Legendary Transylvanian castle for sale (vampire not included)
By Glenn Roberts, Jr., Tuesday, July 10, 2007.
Bran Castle, the 630-year-old structure that is now more popularly known as Dracula's Castle, is on the market.
The structure was put up for sale by Archduke Dominic Habsburg and his family and is reportedly expected to sell for $135 million or more. Baytree Capital, a New York investment firm, is handling the sale.
"Dracula" author Bram Stoker is said to have based Dracula's Castle on Bran Castle, and to have based Dracula on Vlad III the Impaler, a former prince for a region called Wallachia that is now part of Romania. But the ties between Bran Castle and Vlad the Impaler (also known as Vlad Ţepeş and Vlad Drăculea) are fairly loose. A history of Bran Castle states that Vlad in 1459 attacked a nearby city "through Bran, burning the suburbs and the old church of Bartholomew," and "Bran was also the pass used" by armies of a prince loyal to Vlad during Vlad's second reign in 1456-1462.
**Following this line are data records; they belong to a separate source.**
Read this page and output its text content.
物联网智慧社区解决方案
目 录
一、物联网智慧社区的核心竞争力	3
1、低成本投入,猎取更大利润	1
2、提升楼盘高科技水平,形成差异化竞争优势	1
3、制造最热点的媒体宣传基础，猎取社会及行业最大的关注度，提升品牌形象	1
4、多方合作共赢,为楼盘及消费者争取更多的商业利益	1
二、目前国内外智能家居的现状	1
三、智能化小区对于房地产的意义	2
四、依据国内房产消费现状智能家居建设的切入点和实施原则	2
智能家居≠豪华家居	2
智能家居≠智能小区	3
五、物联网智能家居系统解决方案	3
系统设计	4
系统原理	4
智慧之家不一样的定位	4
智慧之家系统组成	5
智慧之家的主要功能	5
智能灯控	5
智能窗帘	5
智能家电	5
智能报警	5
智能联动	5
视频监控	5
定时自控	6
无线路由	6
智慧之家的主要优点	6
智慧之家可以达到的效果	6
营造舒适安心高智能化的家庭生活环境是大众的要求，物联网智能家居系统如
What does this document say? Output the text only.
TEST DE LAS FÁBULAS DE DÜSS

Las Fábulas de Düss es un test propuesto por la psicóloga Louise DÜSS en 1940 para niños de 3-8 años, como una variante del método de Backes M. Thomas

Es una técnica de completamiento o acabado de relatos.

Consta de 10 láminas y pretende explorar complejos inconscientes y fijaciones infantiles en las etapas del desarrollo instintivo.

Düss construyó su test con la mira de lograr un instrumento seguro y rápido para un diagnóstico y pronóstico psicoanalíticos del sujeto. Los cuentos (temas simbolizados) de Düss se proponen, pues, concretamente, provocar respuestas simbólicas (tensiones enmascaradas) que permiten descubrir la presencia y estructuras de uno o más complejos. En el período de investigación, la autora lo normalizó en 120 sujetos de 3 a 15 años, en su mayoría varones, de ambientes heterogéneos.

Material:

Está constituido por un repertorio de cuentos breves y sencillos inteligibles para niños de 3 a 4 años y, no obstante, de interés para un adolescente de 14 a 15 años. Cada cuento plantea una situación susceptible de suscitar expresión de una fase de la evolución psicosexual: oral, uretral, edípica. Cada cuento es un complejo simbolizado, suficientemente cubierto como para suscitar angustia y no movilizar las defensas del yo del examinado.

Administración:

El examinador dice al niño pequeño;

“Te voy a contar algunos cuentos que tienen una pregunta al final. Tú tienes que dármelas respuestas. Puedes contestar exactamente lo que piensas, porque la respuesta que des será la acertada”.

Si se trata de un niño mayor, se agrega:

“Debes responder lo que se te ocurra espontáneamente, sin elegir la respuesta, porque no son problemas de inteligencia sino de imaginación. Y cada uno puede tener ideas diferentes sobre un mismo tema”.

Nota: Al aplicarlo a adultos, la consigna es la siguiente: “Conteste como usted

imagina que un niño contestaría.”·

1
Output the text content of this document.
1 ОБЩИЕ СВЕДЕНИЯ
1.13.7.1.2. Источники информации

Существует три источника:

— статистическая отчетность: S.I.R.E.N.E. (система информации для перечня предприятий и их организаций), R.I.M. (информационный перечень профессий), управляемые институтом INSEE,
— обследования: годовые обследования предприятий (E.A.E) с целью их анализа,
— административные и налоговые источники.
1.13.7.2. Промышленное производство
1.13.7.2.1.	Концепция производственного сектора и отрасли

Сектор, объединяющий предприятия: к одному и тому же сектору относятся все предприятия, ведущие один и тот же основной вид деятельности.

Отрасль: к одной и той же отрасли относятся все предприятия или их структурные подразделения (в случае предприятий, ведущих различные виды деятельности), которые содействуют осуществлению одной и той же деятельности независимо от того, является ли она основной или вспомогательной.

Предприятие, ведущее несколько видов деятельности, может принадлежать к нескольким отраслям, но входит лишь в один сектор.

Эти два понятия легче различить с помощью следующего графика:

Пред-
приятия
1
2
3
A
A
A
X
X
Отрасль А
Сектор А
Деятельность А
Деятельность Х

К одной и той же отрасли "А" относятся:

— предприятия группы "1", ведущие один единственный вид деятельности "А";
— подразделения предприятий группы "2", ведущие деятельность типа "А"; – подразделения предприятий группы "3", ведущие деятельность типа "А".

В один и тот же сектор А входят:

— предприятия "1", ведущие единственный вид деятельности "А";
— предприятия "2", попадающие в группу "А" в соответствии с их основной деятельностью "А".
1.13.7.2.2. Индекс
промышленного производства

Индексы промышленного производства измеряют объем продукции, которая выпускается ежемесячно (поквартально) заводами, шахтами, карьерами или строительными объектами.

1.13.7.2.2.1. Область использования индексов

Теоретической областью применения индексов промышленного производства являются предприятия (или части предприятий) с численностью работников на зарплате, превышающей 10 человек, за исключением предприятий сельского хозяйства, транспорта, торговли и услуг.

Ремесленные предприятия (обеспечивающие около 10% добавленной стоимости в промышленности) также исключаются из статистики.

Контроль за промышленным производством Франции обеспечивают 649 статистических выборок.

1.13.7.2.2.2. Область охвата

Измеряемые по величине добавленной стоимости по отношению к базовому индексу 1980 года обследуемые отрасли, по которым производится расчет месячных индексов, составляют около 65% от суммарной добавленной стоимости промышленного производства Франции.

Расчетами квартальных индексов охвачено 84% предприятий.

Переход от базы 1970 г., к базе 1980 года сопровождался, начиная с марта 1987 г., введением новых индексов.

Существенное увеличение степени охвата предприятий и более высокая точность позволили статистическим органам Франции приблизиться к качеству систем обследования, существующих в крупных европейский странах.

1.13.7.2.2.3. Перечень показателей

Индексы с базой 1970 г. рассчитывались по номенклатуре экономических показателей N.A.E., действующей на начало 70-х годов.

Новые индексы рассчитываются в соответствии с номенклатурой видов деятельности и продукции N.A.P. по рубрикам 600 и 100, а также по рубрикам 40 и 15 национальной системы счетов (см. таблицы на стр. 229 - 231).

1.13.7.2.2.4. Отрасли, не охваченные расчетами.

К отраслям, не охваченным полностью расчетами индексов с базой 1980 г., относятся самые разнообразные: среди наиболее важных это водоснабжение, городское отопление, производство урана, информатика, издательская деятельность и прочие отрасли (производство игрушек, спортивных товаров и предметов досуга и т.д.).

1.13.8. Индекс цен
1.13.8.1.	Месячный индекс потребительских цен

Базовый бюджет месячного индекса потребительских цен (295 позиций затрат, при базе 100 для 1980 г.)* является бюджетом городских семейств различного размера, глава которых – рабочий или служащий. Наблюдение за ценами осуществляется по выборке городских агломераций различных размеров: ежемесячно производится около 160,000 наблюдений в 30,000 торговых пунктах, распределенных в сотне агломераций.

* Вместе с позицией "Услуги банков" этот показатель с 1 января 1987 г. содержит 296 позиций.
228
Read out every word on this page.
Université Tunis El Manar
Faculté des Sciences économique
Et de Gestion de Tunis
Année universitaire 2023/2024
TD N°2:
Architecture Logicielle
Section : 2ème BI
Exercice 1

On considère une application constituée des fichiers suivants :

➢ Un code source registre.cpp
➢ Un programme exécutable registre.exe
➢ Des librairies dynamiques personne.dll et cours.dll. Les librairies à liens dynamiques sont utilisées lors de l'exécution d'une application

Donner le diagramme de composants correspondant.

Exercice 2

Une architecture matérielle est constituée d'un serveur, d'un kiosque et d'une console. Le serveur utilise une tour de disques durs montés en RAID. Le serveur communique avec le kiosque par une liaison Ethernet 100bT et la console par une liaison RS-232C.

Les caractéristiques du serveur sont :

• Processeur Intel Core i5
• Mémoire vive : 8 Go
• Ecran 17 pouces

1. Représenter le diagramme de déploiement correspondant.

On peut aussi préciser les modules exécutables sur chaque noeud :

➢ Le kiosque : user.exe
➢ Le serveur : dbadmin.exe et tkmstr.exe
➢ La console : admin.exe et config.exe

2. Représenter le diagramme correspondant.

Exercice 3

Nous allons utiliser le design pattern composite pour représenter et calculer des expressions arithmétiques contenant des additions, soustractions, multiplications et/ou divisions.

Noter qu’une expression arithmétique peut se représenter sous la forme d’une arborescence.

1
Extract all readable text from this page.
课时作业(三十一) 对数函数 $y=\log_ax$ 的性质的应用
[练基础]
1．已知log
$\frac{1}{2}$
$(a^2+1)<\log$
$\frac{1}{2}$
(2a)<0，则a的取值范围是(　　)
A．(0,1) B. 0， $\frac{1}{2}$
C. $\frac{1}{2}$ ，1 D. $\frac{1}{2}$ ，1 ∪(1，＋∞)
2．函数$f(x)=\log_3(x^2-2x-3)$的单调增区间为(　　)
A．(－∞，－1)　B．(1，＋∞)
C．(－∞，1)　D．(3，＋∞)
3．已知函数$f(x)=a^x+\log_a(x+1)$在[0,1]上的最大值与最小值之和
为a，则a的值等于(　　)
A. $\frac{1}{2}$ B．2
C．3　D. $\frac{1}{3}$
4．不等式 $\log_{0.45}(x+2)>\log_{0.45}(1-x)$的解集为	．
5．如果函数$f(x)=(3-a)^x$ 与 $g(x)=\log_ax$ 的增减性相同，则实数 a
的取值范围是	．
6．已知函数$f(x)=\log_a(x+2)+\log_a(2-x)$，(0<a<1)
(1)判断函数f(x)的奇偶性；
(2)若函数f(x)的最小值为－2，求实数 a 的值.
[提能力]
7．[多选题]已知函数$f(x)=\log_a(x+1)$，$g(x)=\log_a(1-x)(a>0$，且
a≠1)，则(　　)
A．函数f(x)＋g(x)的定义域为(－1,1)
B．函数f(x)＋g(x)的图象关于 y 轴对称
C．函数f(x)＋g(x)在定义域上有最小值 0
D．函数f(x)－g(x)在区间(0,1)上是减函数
The castle, which has been one of the most popular tourist attractions in Romania, was reportedly seized from the archduke's family during communist rule in Romania and converted into a museum in the 1950s.
Vlad is more closely associated with Poienari Castle, a now-ruined Romanian castle that was repaired and became one of his main fortresses. His nickname as "the impaler" reportedly relates to his tendency to impale his enemies.
The archduke had reportedly tried to sell the castle to local authorities in Romania for about $80 million in 2006, though that offer was rejected, the Associated Press reported. The Romanian government had returned the castle to his family last year.
News about the sale of Dracula's castle has touched off a flurry of Internet gossip, from Yelp.com to the Shadowed Realm Medieval History Community to the Ghost Mysteries Community Discussion Forums and everything in between.